Due to the late running fast, Rabbi Frand did not give a live shiur this evening. However, the TCN network did provide a previously recorded R' Frand shiur on various aspects of the Megillah. Rather than go without divrei torah tonight, I have reproduced some of the vorts said over by R' Frand and have tied them together with a vort I heard from R' Mansour on learntorah.com. Usual rules apply - I have attempted to reproduce the vorts to the best of my ability. Any perceived inconsistencies are the result of my efforts to transcribe the shiurim and should not be attributed to the maggidei shiur.
The gemara in Chullin 139 asks - where do we see Haman in the Torah? The gemara answers by quoting a pasuk in Bereishis (3:11) where Hashem asks Adam "Hamin Ha'etz" - did you eat from the tree (the Eitz HaDa'as).
There is an obvious connection between Haman and Adam (as pointed out by my daughter Yael) as Haman met his end on the tree and Adam became mortal because of the tree. But R' Mansour had a deeper connection between the two stories.
R' Mansour explained that when looking at Adam we see that his downfall came because he was not satisfied with what he had. When Adam and Chava were living in the Gan it was just the two of them. There were animals and fields and trees and it was all theirs to do with as they saw fit. But there was one small rule - they could not eat from one specific tree. But notwithstanding their status as masters of the whole garden and the attempt to self legislate laws to keep themselves away from even touching the tree, they could not help themselves and they were evicted from the Gan because they had to eat from the tree.
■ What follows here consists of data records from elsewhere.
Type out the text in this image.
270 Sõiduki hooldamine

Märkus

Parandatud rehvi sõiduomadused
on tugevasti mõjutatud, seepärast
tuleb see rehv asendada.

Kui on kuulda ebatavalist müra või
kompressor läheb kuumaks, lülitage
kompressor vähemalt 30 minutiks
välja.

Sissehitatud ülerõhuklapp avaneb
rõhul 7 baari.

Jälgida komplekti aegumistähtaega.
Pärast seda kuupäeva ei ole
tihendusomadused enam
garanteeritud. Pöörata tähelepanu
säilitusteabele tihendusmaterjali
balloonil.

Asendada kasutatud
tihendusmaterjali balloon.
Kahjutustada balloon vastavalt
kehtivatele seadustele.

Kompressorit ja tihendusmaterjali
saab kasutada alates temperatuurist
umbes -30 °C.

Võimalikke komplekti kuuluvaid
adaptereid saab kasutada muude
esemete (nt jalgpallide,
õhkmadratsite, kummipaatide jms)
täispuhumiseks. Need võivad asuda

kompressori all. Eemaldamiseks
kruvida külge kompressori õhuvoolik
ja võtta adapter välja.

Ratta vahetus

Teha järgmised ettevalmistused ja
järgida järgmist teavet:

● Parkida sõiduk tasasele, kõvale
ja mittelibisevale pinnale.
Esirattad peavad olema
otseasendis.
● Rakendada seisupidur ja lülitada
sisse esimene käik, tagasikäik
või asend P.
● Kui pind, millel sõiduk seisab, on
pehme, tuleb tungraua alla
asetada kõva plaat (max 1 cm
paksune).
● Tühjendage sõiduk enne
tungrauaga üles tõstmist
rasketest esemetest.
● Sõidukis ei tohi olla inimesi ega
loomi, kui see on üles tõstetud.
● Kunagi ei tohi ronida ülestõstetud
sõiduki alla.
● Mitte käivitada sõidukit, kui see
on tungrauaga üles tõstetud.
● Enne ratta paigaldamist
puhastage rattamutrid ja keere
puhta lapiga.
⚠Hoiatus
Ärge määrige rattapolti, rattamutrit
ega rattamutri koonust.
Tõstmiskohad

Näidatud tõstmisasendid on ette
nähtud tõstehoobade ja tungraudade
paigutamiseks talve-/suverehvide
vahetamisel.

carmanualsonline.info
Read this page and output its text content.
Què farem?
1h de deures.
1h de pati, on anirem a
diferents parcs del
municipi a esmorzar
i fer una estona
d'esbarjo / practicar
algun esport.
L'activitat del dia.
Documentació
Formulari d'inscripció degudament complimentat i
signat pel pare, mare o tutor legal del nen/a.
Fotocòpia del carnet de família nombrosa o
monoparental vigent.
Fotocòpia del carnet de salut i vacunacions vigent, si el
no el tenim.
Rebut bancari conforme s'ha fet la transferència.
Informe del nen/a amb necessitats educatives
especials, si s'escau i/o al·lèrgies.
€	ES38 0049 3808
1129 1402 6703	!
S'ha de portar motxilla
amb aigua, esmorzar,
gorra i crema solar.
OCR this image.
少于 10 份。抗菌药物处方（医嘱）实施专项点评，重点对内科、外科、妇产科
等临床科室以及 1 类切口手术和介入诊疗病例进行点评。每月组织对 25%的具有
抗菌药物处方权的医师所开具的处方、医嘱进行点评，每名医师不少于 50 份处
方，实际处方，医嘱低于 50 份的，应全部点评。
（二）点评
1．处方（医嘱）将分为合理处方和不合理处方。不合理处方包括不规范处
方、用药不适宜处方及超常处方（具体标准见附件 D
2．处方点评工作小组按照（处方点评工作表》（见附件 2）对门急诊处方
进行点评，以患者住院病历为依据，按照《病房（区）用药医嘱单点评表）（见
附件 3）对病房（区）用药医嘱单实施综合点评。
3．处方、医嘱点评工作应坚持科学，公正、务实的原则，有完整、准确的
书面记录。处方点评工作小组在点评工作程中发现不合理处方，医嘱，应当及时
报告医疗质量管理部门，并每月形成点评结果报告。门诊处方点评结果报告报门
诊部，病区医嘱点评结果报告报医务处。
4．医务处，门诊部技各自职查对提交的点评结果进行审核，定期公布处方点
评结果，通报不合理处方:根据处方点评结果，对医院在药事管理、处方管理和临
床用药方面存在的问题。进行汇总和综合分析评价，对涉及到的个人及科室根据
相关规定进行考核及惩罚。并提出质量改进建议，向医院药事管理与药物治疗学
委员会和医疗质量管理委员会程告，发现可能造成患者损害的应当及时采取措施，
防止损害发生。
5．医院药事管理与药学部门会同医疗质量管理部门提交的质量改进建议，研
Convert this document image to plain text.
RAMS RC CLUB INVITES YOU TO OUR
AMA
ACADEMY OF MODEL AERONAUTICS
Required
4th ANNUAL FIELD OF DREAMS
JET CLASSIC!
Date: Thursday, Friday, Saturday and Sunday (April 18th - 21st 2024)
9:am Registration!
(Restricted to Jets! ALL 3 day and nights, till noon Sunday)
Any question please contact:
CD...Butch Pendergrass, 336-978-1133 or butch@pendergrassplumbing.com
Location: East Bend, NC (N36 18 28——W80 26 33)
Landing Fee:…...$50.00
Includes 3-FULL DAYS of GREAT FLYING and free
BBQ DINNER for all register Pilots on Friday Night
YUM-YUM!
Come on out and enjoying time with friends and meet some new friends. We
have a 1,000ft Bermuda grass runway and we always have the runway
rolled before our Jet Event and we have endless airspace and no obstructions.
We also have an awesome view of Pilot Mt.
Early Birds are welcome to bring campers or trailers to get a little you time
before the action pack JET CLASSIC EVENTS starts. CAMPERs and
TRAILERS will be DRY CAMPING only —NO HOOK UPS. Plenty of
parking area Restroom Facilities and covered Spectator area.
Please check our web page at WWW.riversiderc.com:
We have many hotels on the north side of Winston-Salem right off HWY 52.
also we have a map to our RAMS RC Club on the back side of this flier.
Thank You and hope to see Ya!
We see a similar theme with Haman. The gemara in Megilla teaches that Haman was fabulously wealthy. Haman also had many children and was second only to the King in status. The King even made a law that required everyone to bow down to Haman. But all of this was not good enough for Haman. He was bothered by the fact that Mordechai, the Jew in the corner, would not bow down to him. Haman even verbalizes how this is not good enough for him as he says in Esther 5:13 "V'Chul Zeh Einenu Shoveh Li" - all this is not good enough for me. Similar to Adam, Haman's downfall came from his desire to control and possess all.
R' Frand also cited to this pasuk in Megillas Esther and contrasted Adam with Avraham Avinu. Although Haman had to own everything, Avraham was happy with what he had and expressed this to Hashem when Hashem told him that he and Sarah were going to have a child.
In Parshas Lech Lecha, Hashem tells Avraham that he will no longer be called Avram and that Sarah will not be called Sarai any longer. Next, He tells Avraham that although he is 99 and Sarah is 89, they will have a son. Although Avraham is finally going to have a child with Sarah after so many years together, Avraham does not react the way that one would expect. Instead, Avraham says to Hashem - "Lu Yishmael Yichyeh Lefanecha." Rashi explains that Avraham says to Hashem, I am not worthy of having another son, even having Yishmael would be enough.
This is the kind of person that Avraham was - the polar opposite of Haman. Avraham was thrilled just to have Yishmael and did not feel worthy (let alone harbor dreams) of another child.
We see a similar message at the end of the Megilla. The very last pasuk begins with the word "Ki" which is commonly translated as "because." But because is an answer, so what is the question?
R' Frand answered by quoting R' Shlomo Alkabetz' sefer Manos Levi which explains that the Ki is an answer to why the Jews did not harbor ill feelings for Mordechai. After all, if Mordechai had bowed down to Haman, they would not have been the subject of the evil decree. But the Jews did not have any hatred for Mordechai. Why? Because he was "Ratsui" to most of his brethren and was "Doresh Tov" to his nation. The Jews saw that Mordechai genuinely cared about all of them and that he did not act for himself, he acted for the good of the Jewish nation.